My Exclusive Interview with Mr. Ed

Get that glue away from me you sadist!

Get that glue away from me you sadist!

Today at Manhattan Infidel I have the pleasure of interviewing the horse everyone wants to talk to, the famous Mr. Ed Himself.

MI: Hello.  This is a little unusual for me.  I’ve never actually talked to a horse before.

Mr. Ed: Most humans find it disconcerting at first to realize that I can talk.  But they get used to it.

MI: Let’s start at the beginning.  When did you first realized you could talk?

Mr. Ed: I’ve always been able to talk.  In fact all horses can talk.  We understand everything you humans are saying.

MI: Wow.  So why don’t they talk to us?

Mr. Ed: Frankly we find humans boring and inferior.

MI: Boring I understand but inferior?  Come on.  We are clearly the superior species.

Mr. Ed: What have humans ever accomplished?

MI: The Parthenon.  Space travel.  Civilization.  What have you accomplished?

Mr. Ed: I’ve been put out to stud.  And the fillies are loving Mr. Ed if you know what I mean.  Have you been put out to stud?

MI: Not since the restraining order.

Mr. Ed: That sucks.

MI: And I’m taking nitrates for chest pain so that rules out any four hour erections.

Mr. Ed: Four hour erections?  Ha!  That’s natural for me.  You know I am hung like a horse.

MI: Um.

Mr. Ed: Even Milton Berle wasn’t hung like I am.  I met him at a party.  He couldn’t take out enough to win.

MI: Okay moving along.

Mr. Ed: Hold it.  My phone is ringing.  Hello….hey baby……of course I’ll do that to you.  See you soon.

MI: Who was that?

Mr.
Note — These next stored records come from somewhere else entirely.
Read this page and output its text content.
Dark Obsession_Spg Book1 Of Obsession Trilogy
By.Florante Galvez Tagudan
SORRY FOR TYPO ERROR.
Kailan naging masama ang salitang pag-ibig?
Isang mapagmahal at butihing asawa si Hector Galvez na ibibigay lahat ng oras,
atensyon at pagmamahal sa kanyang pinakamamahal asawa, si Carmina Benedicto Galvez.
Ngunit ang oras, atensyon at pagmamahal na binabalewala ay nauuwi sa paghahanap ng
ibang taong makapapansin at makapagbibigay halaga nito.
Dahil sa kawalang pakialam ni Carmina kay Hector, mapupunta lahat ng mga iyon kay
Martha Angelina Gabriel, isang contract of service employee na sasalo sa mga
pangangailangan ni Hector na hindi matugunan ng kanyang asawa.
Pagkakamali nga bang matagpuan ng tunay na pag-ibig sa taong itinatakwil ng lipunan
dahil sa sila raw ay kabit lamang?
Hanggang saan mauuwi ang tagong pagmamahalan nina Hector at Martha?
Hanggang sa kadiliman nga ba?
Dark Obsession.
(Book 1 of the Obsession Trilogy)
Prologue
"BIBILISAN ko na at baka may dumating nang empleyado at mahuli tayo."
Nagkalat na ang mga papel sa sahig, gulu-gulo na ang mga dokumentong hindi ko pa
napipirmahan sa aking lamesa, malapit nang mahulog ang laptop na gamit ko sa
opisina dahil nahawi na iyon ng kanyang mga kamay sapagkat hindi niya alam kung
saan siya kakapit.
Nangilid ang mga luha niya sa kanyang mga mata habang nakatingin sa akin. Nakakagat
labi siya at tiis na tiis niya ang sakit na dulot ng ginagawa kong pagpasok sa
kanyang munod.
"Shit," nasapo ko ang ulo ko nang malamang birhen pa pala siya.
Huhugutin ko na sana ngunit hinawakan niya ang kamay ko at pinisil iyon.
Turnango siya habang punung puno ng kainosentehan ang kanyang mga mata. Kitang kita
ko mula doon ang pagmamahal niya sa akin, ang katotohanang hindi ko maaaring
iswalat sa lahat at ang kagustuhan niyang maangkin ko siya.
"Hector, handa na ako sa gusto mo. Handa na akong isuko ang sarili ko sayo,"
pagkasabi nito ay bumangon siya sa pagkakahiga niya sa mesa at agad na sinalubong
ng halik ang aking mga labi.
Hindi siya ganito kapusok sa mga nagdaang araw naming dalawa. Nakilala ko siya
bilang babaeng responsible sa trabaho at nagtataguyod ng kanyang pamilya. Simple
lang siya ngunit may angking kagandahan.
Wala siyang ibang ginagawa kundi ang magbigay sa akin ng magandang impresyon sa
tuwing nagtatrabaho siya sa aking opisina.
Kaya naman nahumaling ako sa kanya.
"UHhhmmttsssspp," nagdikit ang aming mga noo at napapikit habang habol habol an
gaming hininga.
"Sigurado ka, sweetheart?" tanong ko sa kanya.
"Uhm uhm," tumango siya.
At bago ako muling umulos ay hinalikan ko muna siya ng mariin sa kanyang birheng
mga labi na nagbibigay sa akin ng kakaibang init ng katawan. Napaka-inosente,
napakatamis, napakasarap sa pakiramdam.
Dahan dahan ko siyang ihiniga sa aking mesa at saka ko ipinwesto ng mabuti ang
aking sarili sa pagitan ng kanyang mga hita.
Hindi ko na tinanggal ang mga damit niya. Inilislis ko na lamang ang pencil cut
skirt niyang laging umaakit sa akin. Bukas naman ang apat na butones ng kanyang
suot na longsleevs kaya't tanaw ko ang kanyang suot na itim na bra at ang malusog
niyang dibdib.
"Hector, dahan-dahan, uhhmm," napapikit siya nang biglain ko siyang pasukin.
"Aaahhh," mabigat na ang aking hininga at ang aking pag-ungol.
Ed: Miley Cyrus.  Sweet kid.  She wants me to mount her.  Twerking is what I think the kids call it.

MI: Right. Anyway.  What are your hobbies?

Mr. Ed: Mounting. Mounting and more mounting.

MI: Okay – 

Mr. Ed: Did I mention mounting?

MI: Yes. Yes you did.

Mr. Ed: What do you do in your spare time, human?

MI: I make glue.

Mr. Ed: What?  What?

MI: I make glue.  It’s sort of a hobby of mine.  I’m an expert glue maker.

Mr. Ed: You sadist!

MI: What?  What’s wrong?  All I did was mention I made glue.

Mr. Ed: Get the hell away from me.

MI: So you don’t want to tour my glue factory?  You may know some people there.

Mr. Ed: You’re a f*cking psycho!

MI: The process of making glue is very interesting.  First they take the spare hooves and melt them down in a vat – 

Mr. Ed: My god get away from me.  What the….what the hell is happening.  Oh god I’ve lost my erection.  I can’t mount!  I can’t mount!  I’ve lost the ability to mount! What the hell have you done to me?

[Mr. Ed runs off.]

MI: Okay, so I guess we’ll finish the interview later?

And so ended my interview with the famous (and very nervous) Mr. Ed.  I guess it’s true what they say.  Celebrities really are chock full of emotional issues.


2 Responses

  1. Maybe Ed should run for office in Massachusetts. Mounting is what their politicians are best known for.

  2. petermc3 says:

    His ancestor served in the Roman senate under Caligula; he would be perfectly at home with the jack asses serving in our congress today.